We have audited the accompanying statement of assets and liabilities of
Keystone International Fund Inc., including the schedule of investments, as
of October 31, 1995, and the related statement of operations for the year
then ended, the statements of changes in net assets for the year then ended,
the period from October 1, 1994 to October 31, 1994 and the year ended
September 30, 1994, and the financial highlights for the year then ended, the
period from October 1, 1994 to October 31, 1994 and for each of the years in
the nine-year period ended September 30, 1994. These financial statements and
financial highlights are the responsibility of the Fund's management. Our
responsibility is to express an opinion on these financial statements and
financial highlights based on our audits.

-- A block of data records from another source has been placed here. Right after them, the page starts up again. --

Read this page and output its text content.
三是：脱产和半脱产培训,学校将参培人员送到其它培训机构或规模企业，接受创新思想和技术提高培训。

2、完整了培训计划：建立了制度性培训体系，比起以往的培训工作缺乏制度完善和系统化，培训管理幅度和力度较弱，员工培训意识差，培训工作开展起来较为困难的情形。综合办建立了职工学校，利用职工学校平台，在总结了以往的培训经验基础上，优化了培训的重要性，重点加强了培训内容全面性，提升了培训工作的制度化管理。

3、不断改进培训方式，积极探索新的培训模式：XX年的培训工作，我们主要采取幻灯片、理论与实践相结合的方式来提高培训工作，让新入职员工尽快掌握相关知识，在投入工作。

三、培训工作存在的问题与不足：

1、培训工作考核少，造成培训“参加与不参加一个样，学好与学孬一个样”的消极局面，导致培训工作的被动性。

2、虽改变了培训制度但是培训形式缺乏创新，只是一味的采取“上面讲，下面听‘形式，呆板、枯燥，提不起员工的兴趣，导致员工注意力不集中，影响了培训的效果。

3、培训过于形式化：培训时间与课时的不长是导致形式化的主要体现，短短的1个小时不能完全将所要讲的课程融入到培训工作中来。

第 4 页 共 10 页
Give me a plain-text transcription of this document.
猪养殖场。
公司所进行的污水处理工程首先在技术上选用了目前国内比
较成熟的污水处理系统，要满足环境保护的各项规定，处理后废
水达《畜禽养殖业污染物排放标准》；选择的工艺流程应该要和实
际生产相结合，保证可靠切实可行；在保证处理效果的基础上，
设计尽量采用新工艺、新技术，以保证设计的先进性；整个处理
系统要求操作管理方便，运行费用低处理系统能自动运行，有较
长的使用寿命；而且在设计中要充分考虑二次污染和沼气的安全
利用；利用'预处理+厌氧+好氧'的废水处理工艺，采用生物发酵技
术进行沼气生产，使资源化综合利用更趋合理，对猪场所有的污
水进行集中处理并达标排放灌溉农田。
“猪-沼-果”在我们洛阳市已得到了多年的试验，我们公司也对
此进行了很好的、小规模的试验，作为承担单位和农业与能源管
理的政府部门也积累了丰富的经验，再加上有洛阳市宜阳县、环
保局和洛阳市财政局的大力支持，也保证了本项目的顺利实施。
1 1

We conducted our audits in accordance with generally accepted auditing
standards. Those standards require that we plan and perform the audit to
obtain reasonable assurance about whether the financial statements and
financial highlights are free of material misstatement. An audit includes
examining, on a test basis, evidence supporting the amounts and disclosures
in the financial statements. Our procedures included confirmation of
securities owned as of October 31, 1995 by correspondence with the custodian.
An audit also includes assessing the accounting principles used and
significant estimates made by management, as well as evaluating the overall
financial statement presentation. We believe that our audits provide a
reasonable basis for our opinion.
In our opinion, the financial statements and financial highlights referred to
above present fairly, in all material respects, the financial position of
Keystone International Fund Inc., as of October 31, 1995, the results of its
operations for the year then ended, the changes in its net assets for the
year then ended, the period from October 1, 1994 to October 31, 1994 and the
year ended September 30, 1994, and the financial highlights for each of the
years or periods specified in the first paragraph above in conformity with
generally accepted accounting principles.